Уходя, товарищи молча прощаются с Клоди благодарными взглядами.
Вытянувшись в свой длинный рост и приложив два пальца к пилотке, так же молча прощается с Клоди унтер фон Затц.
*
Ночь — без сна.
Распутываю клубок своих двух жизней.
Теперь я знаю, сколько лет в одном таком году — от ноября сорок первого до ноября сорок второго.
*
Пасха.
Всё утро таскаем скамейки из бараков.
Торжественная месса.
Маркиза де Лоттвиль — в черном глухом платье, Клоди — в черной вуали, наш «Проспект юных» — в черных пелеринках...
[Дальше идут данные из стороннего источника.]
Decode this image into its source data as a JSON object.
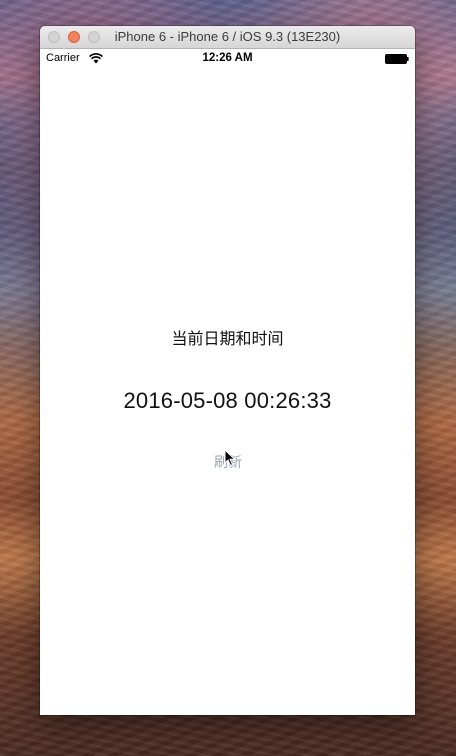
{
  "window": {
    "title": "iPhone 6 - iPhone 6 / iOS 9.3 (13E230)"
  },
  "status_bar": {
    "carrier": "Carrier",
    "time": "12:26 AM"
  },
  "app": {
    "label": "当前日期和时间",
    "datetime": "2016-05-08 00:26:33",
    "refresh_label": "刷新"
  },
  "icons": [
    "close-icon",
    "minimize-icon",
    "zoom-icon",
    "wifi-icon",
    "battery-icon",
    "cursor-icon"
  ],
  "colors": {
    "link_button": "#9aa6b4",
    "minimize_button": "#f0845f"
  }
}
Священники — с тюремными повязками на рукавах своих черных сутан.
Заложники.
В стороне, отдельно от заключенных, скучились солдаты гарнизона.
Под усиленным конвоем выводят смертников. Они закованы по двое. Ставят отдельно, в плотное кольцо вооруженных солдат.
Их немного — отсутствуют коммунисты.
Посередине плаца словно толстый паук — комендант лагеря.
Зондерфюрер...
Приведенные с воли два священника.
В сопровождении солдата, глядя в землю, старые кюре подходят к алтарю.
Заложники обнажают головы.
Снимают пилотки солдаты.
Обнажил свою голову комендант.
Зондерфюрер...
Тот самый, который отправил «пятьдесят» в барак смертников.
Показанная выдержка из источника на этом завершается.